Biographie
Malek Chebel (1953-2016)
Né sur les rives de la Méditerranée à Skikda (qui s’appelait alors, aux dernières heures de la colonisation française, Philippeville) le 23 avril 1953, Malek Chebel, après des études secondaires au lycée de Skikda, s’inscrit à l’université Aïn El-Bey de Constantine (1973). Puis il gagne la France, grâce à une bourse accordée par le consulat de France, major de sa promotion pour son mémoire de psychologie clinique (1977).
Universitaire atypique
A Paris, où il fréquente tant les universités Paris-VII-Jussieu, Paris-V-René-Descartes et l’Institut d’études politiques, ce travailleur infatigable, d’une curiosité et d’une vivacité qui resteront sa signature, collectionne les doctorats : psychopathologie clinique et psychanalyse (1980), ethnologie (1982), sciences politiques (1984). De fait, cet universitaire atypique, par sa polyvalence comme par son implication dans la vie de la cité et le débat d’idées, s’il est dès 1995 habilité à diriger des recherches en Sorbonne, multiplie les interventions, chargé de cours et de séminaires ou conférencier, tant en Europe (Bruxelles) qu’en Amérique (Berkeley et Stanford en Californie ; UCLA à Los Angeles, Rockfeller University à New York, et Chicago) ou dans les pays arabes (Maroc et Tunisie).
Fort de ses compétences croisées, cet anthropologue est soucieux de défendre la liberté sous toutes ses formes, liberté de vivre, de penser, d’aimer aussi – avant même son essai Du Désir (Payot, 2000), l’éloge de la sensualité le conduit à proposer une Encyclopédie de l’amour en Islam. Erotisme, beauté et sexualité dans le monde arabe, en Perse et en Turquie (Payot, 1995) que prolonge un Kama Sutra arabe. 2000 ans de littérature érotique en Orient (Pauvert, 2006).
Traducteur du « Coran »
Mais si ses nombreuses publications insistent sur la volupté et le raffinement d’une culture musulmane bien peu mise en avant au tournant du XXIe siècle, sa connaissance encyclopédique de l’islam et de ses valeurs l’a conduit aussi à multiplier les anthologies et les synthèses éclairantes, des plus sévères (Dictionnaire des symboles musulmans, Albin Michel, 1995) aux plus accessibles (il cosigne ainsi en 2008 dans une collection populaire Le Coran pour les nuls et L’Islam pour les nuls, dont la terrible actualité de 2015 fit un best-seller).

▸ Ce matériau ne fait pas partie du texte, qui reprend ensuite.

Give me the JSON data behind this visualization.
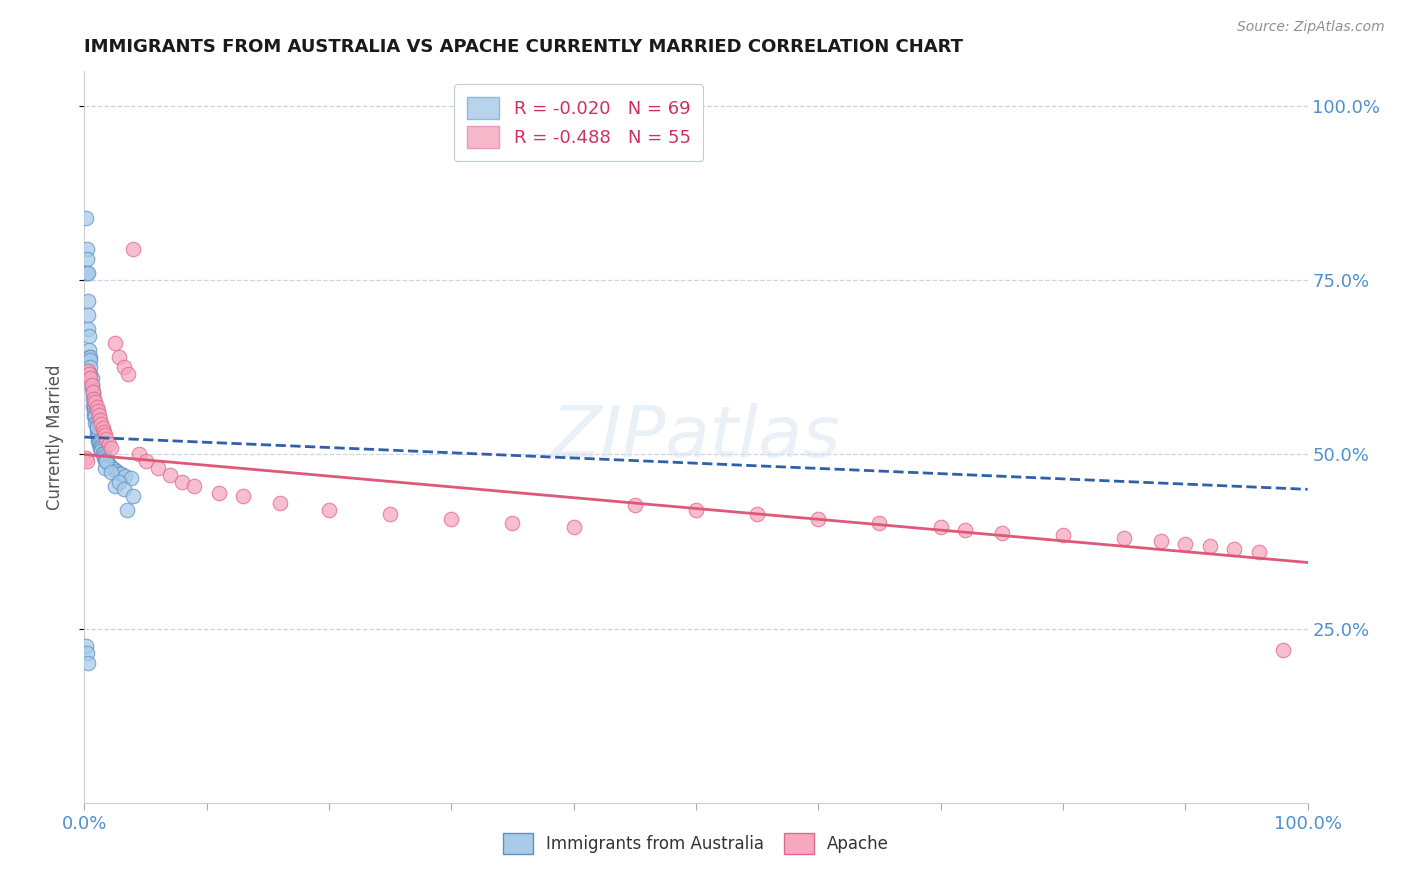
{
  "title": "IMMIGRANTS FROM AUSTRALIA VS APACHE CURRENTLY MARRIED CORRELATION CHART",
  "source": "Source: ZipAtlas.com",
  "ylabel": "Currently Married",
  "series1_label": "Immigrants from Australia",
  "series2_label": "Apache",
  "series1_color": "#a8cce8",
  "series2_color": "#f5a8c0",
  "series1_edge": "#6090c8",
  "series2_edge": "#e06888",
  "trend1_color": "#3060a8",
  "trend2_color": "#e05878",
  "axis_label_color": "#5090d0",
  "title_color": "#1a1a1a",
  "grid_color": "#c8d4e8",
  "background_color": "#ffffff",
  "legend_label_color": "#d03060",
  "legend_box_color1": "#b8d4ec",
  "legend_box_color2": "#f8b8cc",
  "legend_text1": "R = -0.020   N = 69",
  "legend_text2": "R = -0.488   N = 55",
  "trend1_intercept": 0.525,
  "trend1_slope": -0.075,
  "trend2_intercept": 0.5,
  "trend2_slope": -0.155,
  "xlim": [
    0.0,
    1.0
  ],
  "ylim": [
    0.0,
    1.05
  ],
  "figsize": [
    14.06,
    8.92
  ],
  "dpi": 100,
  "series1_x": [
    0.001,
    0.001,
    0.002,
    0.002,
    0.002,
    0.003,
    0.003,
    0.003,
    0.003,
    0.004,
    0.004,
    0.004,
    0.005,
    0.005,
    0.005,
    0.005,
    0.006,
    0.006,
    0.006,
    0.007,
    0.007,
    0.007,
    0.007,
    0.008,
    0.008,
    0.008,
    0.008,
    0.009,
    0.009,
    0.01,
    0.01,
    0.01,
    0.01,
    0.011,
    0.011,
    0.011,
    0.012,
    0.012,
    0.013,
    0.013,
    0.014,
    0.014,
    0.015,
    0.015,
    0.016,
    0.016,
    0.017,
    0.018,
    0.019,
    0.02,
    0.022,
    0.024,
    0.026,
    0.028,
    0.03,
    0.033,
    0.038,
    0.001,
    0.002,
    0.003,
    0.01,
    0.017,
    0.025,
    0.035,
    0.018,
    0.022,
    0.028,
    0.032,
    0.04
  ],
  "series1_y": [
    0.84,
    0.76,
    0.795,
    0.78,
    0.76,
    0.76,
    0.72,
    0.7,
    0.68,
    0.67,
    0.65,
    0.64,
    0.64,
    0.635,
    0.625,
    0.615,
    0.61,
    0.6,
    0.595,
    0.59,
    0.585,
    0.58,
    0.57,
    0.57,
    0.565,
    0.56,
    0.555,
    0.555,
    0.545,
    0.545,
    0.54,
    0.535,
    0.53,
    0.528,
    0.525,
    0.52,
    0.518,
    0.515,
    0.512,
    0.51,
    0.508,
    0.505,
    0.502,
    0.5,
    0.498,
    0.495,
    0.492,
    0.49,
    0.488,
    0.485,
    0.482,
    0.479,
    0.476,
    0.474,
    0.472,
    0.469,
    0.466,
    0.225,
    0.215,
    0.2,
    0.54,
    0.48,
    0.455,
    0.42,
    0.49,
    0.475,
    0.46,
    0.45,
    0.44
  ],
  "series2_x": [
    0.001,
    0.002,
    0.003,
    0.004,
    0.005,
    0.006,
    0.007,
    0.008,
    0.009,
    0.01,
    0.011,
    0.012,
    0.013,
    0.014,
    0.015,
    0.016,
    0.017,
    0.018,
    0.02,
    0.022,
    0.025,
    0.028,
    0.032,
    0.036,
    0.04,
    0.045,
    0.05,
    0.06,
    0.07,
    0.08,
    0.09,
    0.11,
    0.13,
    0.16,
    0.2,
    0.25,
    0.3,
    0.35,
    0.4,
    0.45,
    0.5,
    0.55,
    0.6,
    0.65,
    0.7,
    0.72,
    0.75,
    0.8,
    0.85,
    0.88,
    0.9,
    0.92,
    0.94,
    0.96,
    0.98
  ],
  "series2_y": [
    0.495,
    0.49,
    0.62,
    0.615,
    0.61,
    0.6,
    0.59,
    0.58,
    0.575,
    0.568,
    0.562,
    0.556,
    0.55,
    0.544,
    0.538,
    0.532,
    0.528,
    0.522,
    0.515,
    0.51,
    0.66,
    0.64,
    0.625,
    0.615,
    0.795,
    0.5,
    0.49,
    0.48,
    0.47,
    0.46,
    0.455,
    0.445,
    0.44,
    0.43,
    0.42,
    0.415,
    0.408,
    0.402,
    0.396,
    0.428,
    0.42,
    0.415,
    0.408,
    0.402,
    0.396,
    0.392,
    0.388,
    0.384,
    0.38,
    0.376,
    0.372,
    0.368,
    0.364,
    0.36,
    0.22
  ]
}
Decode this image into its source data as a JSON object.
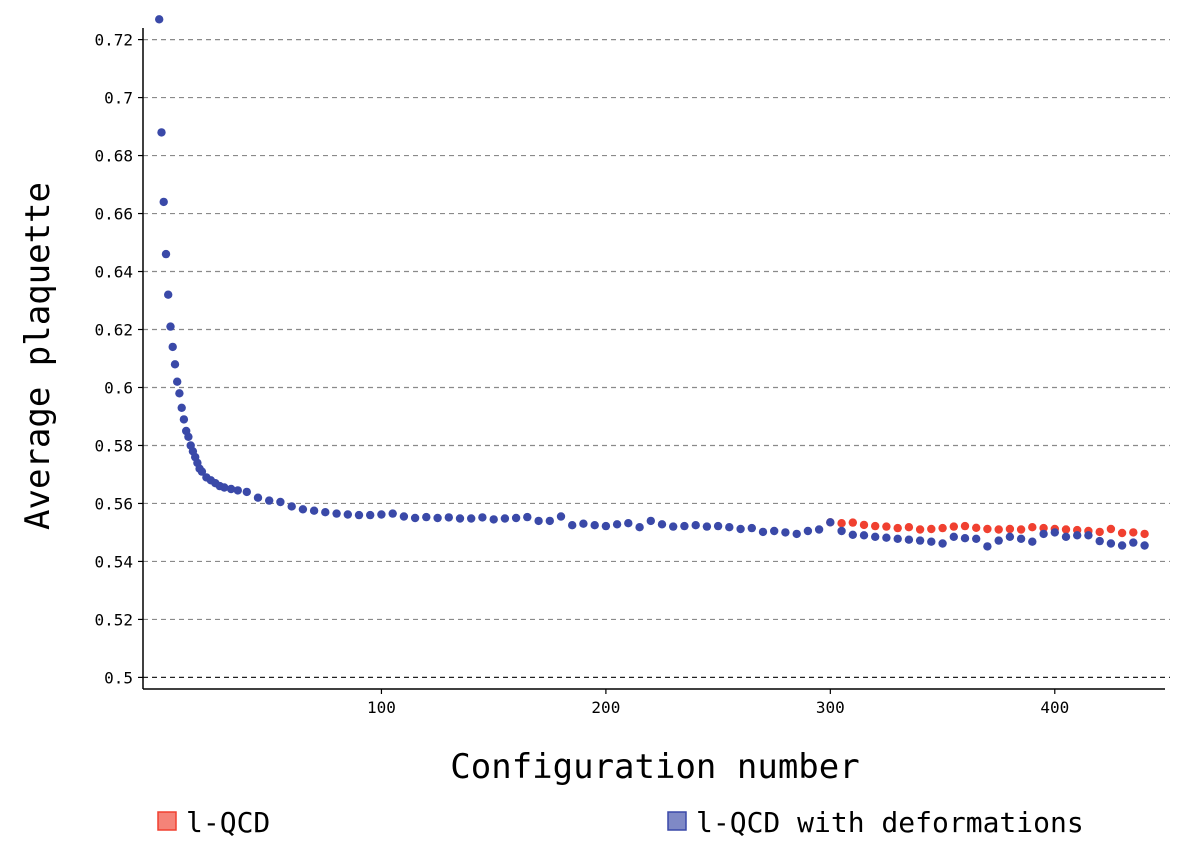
{
  "chart_data": {
    "type": "scatter",
    "xlabel": "Configuration number",
    "ylabel": "Average plaquette",
    "xlim": [
      0,
      450
    ],
    "ylim": [
      0.496,
      0.724
    ],
    "xticks": [
      100,
      200,
      300,
      400
    ],
    "yticks": [
      0.5,
      0.52,
      0.54,
      0.56,
      0.58,
      0.6,
      0.62,
      0.64,
      0.66,
      0.68,
      0.7,
      0.72
    ],
    "ytick_labels": [
      "0.5",
      "0.52",
      "0.54",
      "0.56",
      "0.58",
      "0.6",
      "0.62",
      "0.64",
      "0.66",
      "0.68",
      "0.7",
      "0.72"
    ],
    "grid": "horizontal dashed",
    "legend_position": "bottom",
    "series": [
      {
        "name": "l-QCD",
        "color": "#f04030",
        "x": [
          300,
          305,
          310,
          315,
          320,
          325,
          330,
          335,
          340,
          345,
          350,
          355,
          360,
          365,
          370,
          375,
          380,
          385,
          390,
          395,
          400,
          405,
          410,
          415,
          420,
          425,
          430,
          435,
          440
        ],
        "y": [
          0.5535,
          0.5532,
          0.5534,
          0.5526,
          0.5522,
          0.552,
          0.5515,
          0.5518,
          0.551,
          0.5512,
          0.5515,
          0.552,
          0.5522,
          0.5516,
          0.5512,
          0.551,
          0.5512,
          0.551,
          0.5518,
          0.5515,
          0.5512,
          0.551,
          0.5508,
          0.5505,
          0.5502,
          0.5512,
          0.5498,
          0.55,
          0.5495
        ]
      },
      {
        "name": "l-QCD with deformations",
        "color": "#3a49a8",
        "x": [
          1,
          2,
          3,
          4,
          5,
          6,
          7,
          8,
          9,
          10,
          11,
          12,
          13,
          14,
          15,
          16,
          17,
          18,
          19,
          20,
          22,
          24,
          26,
          28,
          30,
          33,
          36,
          40,
          45,
          50,
          55,
          60,
          65,
          70,
          75,
          80,
          85,
          90,
          95,
          100,
          105,
          110,
          115,
          120,
          125,
          130,
          135,
          140,
          145,
          150,
          155,
          160,
          165,
          170,
          175,
          180,
          185,
          190,
          195,
          200,
          205,
          210,
          215,
          220,
          225,
          230,
          235,
          240,
          245,
          250,
          255,
          260,
          265,
          270,
          275,
          280,
          285,
          290,
          295,
          300,
          305,
          310,
          315,
          320,
          325,
          330,
          335,
          340,
          345,
          350,
          355,
          360,
          365,
          370,
          375,
          380,
          385,
          390,
          395,
          400,
          405,
          410,
          415,
          420,
          425,
          430,
          435,
          440
        ],
        "y": [
          0.727,
          0.688,
          0.664,
          0.646,
          0.632,
          0.621,
          0.614,
          0.608,
          0.602,
          0.598,
          0.593,
          0.589,
          0.585,
          0.583,
          0.58,
          0.578,
          0.576,
          0.574,
          0.572,
          0.571,
          0.569,
          0.568,
          0.567,
          0.566,
          0.5655,
          0.565,
          0.5645,
          0.564,
          0.562,
          0.561,
          0.5605,
          0.559,
          0.558,
          0.5575,
          0.557,
          0.5565,
          0.5562,
          0.556,
          0.556,
          0.5562,
          0.5565,
          0.5555,
          0.555,
          0.5553,
          0.555,
          0.5552,
          0.5548,
          0.5548,
          0.5552,
          0.5545,
          0.5548,
          0.555,
          0.5553,
          0.554,
          0.554,
          0.5555,
          0.5525,
          0.553,
          0.5525,
          0.5522,
          0.5528,
          0.5532,
          0.5518,
          0.554,
          0.5528,
          0.552,
          0.5522,
          0.5525,
          0.552,
          0.5522,
          0.5518,
          0.5512,
          0.5515,
          0.5502,
          0.5505,
          0.55,
          0.5495,
          0.5505,
          0.551,
          0.5535,
          0.5505,
          0.5492,
          0.549,
          0.5485,
          0.5482,
          0.5478,
          0.5475,
          0.5472,
          0.5468,
          0.5462,
          0.5485,
          0.548,
          0.5478,
          0.5452,
          0.5472,
          0.5485,
          0.5478,
          0.5468,
          0.5495,
          0.55,
          0.5485,
          0.549,
          0.549,
          0.547,
          0.5462,
          0.5455,
          0.5465,
          0.5455
        ]
      }
    ]
  }
}
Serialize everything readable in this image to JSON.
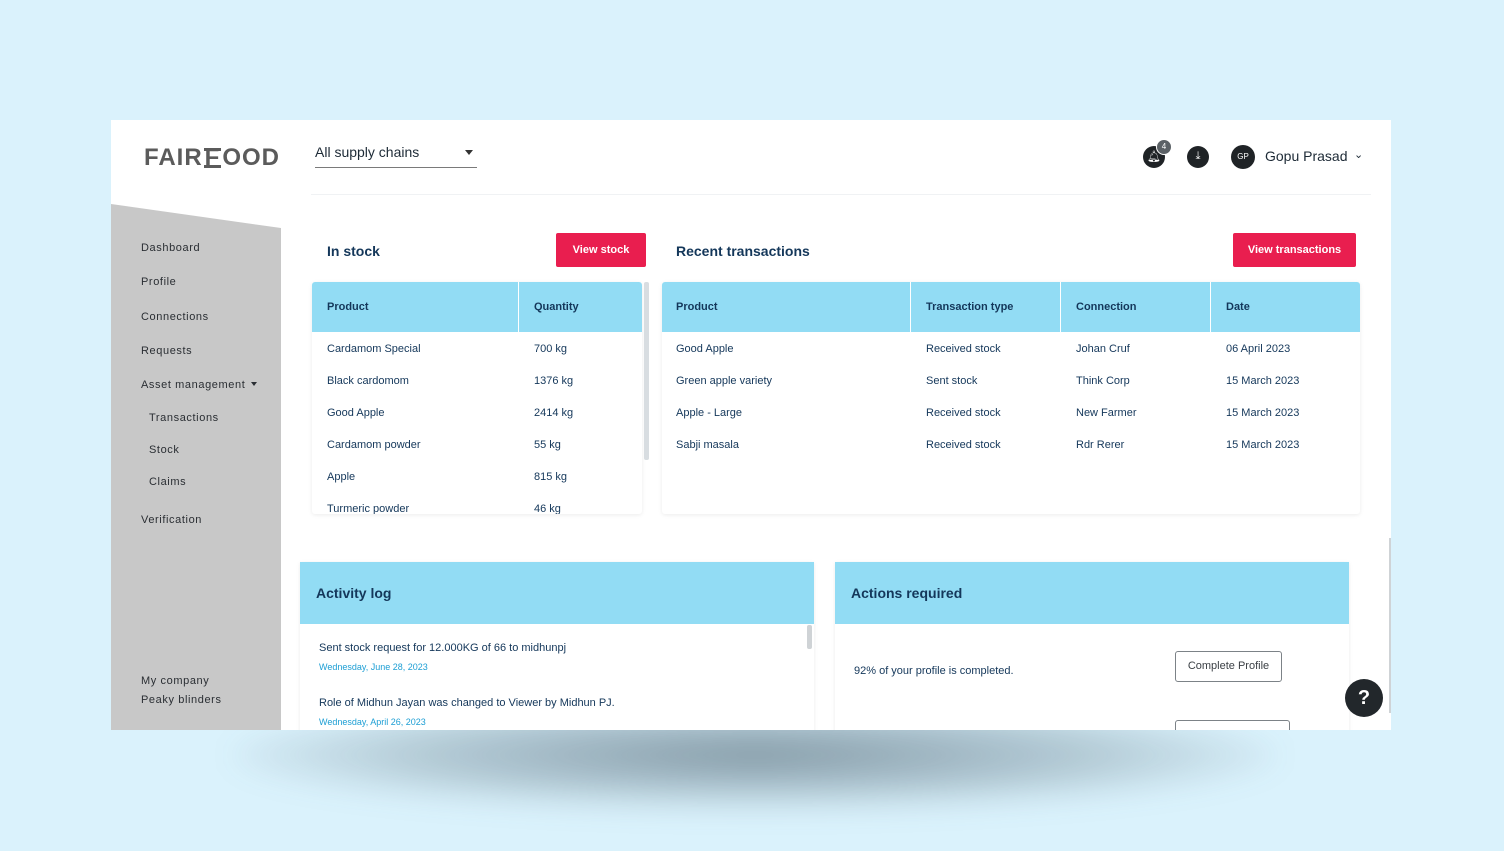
{
  "header": {
    "logo_text": "FAIRFOOD",
    "supply_chain_select": "All supply chains",
    "notification_count": "4",
    "user_initials": "GP",
    "user_name": "Gopu Prasad"
  },
  "sidebar": {
    "items": [
      "Dashboard",
      "Profile",
      "Connections",
      "Requests",
      "Asset management"
    ],
    "asset_sub_items": [
      "Transactions",
      "Stock",
      "Claims"
    ],
    "verification": "Verification",
    "company_label": "My company",
    "company_name": "Peaky blinders"
  },
  "in_stock": {
    "title": "In stock",
    "button": "View stock",
    "columns": [
      "Product",
      "Quantity"
    ],
    "rows": [
      [
        "Cardamom Special",
        "700 kg"
      ],
      [
        "Black cardomom",
        "1376 kg"
      ],
      [
        "Good Apple",
        "2414 kg"
      ],
      [
        "Cardamom powder",
        "55 kg"
      ],
      [
        "Apple",
        "815 kg"
      ],
      [
        "Turmeric powder",
        "46 kg"
      ]
    ]
  },
  "transactions": {
    "title": "Recent transactions",
    "button": "View transactions",
    "columns": [
      "Product",
      "Transaction type",
      "Connection",
      "Date"
    ],
    "rows": [
      [
        "Good Apple",
        "Received stock",
        "Johan Cruf",
        "06 April 2023"
      ],
      [
        "Green apple variety",
        "Sent stock",
        "Think Corp",
        "15 March 2023"
      ],
      [
        "Apple - Large",
        "Received stock",
        "New Farmer",
        "15 March 2023"
      ],
      [
        "Sabji masala",
        "Received stock",
        "Rdr Rerer",
        "15 March 2023"
      ]
    ]
  },
  "activity_log": {
    "title": "Activity log",
    "entries": [
      {
        "text": "Sent stock request for 12.000KG of 66 to midhunpj",
        "date": "Wednesday, June 28, 2023"
      },
      {
        "text": "Role of Midhun Jayan was changed to Viewer by Midhun PJ.",
        "date": "Wednesday, April 26, 2023"
      }
    ]
  },
  "actions_required": {
    "title": "Actions required",
    "items": [
      {
        "text": "92% of your profile is completed.",
        "button": "Complete Profile"
      }
    ]
  },
  "help_label": "?",
  "colors": {
    "accent": "#e91e4f",
    "table_header": "#92dcf4",
    "page_background": "#daf2fc",
    "sidebar": "#c8c8c8"
  }
}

S’il se fait, de livres de vulgarisation en essais personnels, le champion d’un islam des Lumières, Malek Chebel ne craint pas les sujets tabous. Depuis Le Corps en islam(PUF, 1984), on sait qu’il ne redoute aucun débat, et quand il propose une pionnière Histoire de la circoncision des origines à nos jours (Balland, 1992), s’essaie à une Psychanalyse des Mille et Une Nuits (Payot, 1996) ou révèle les pratiques d’asservissement dans le monde musulman et leur inquiétante persistance (L’Esclavage en terre d’islam, Fayard, 2007), prolongeant le maître-livre d’Olivier Pétré-Grenouilleau (Les Traites négrières. Essai d’histoire globale, Gallimard, 2004), Malek Chebel s’inscrit dans une démarche de mise à plat, loin des interdits comme des fantasmes, qui permet d’entendre l’apport de l’islam sans œillères ni parti pris.
Il est dès lors logique qu’il ait tenu à proposer une leçon nouvelle du Coran en traduisant lui-même le texte sacré. Un défi dont il vient à bout en 2009 (Fayard). Au terme d’années de labeur, la version qu’il en donne, précise et respectueuse de la lettre, fondée sur une connaissance intime de la langue arabe comme sur une expertise scientifique du monde musulman, évite les écueils d’une poétisation suspecte comme toute surenchère de néologismes. Respecter l’esprit du livre en le rendant accessible au lecteur d’aujourd’hui est une gageure qui exige une humilité que ce grand lettré rieur et malicieux, d’une élégance morale comme physique jamais prise en défaut, incarnait au mieux.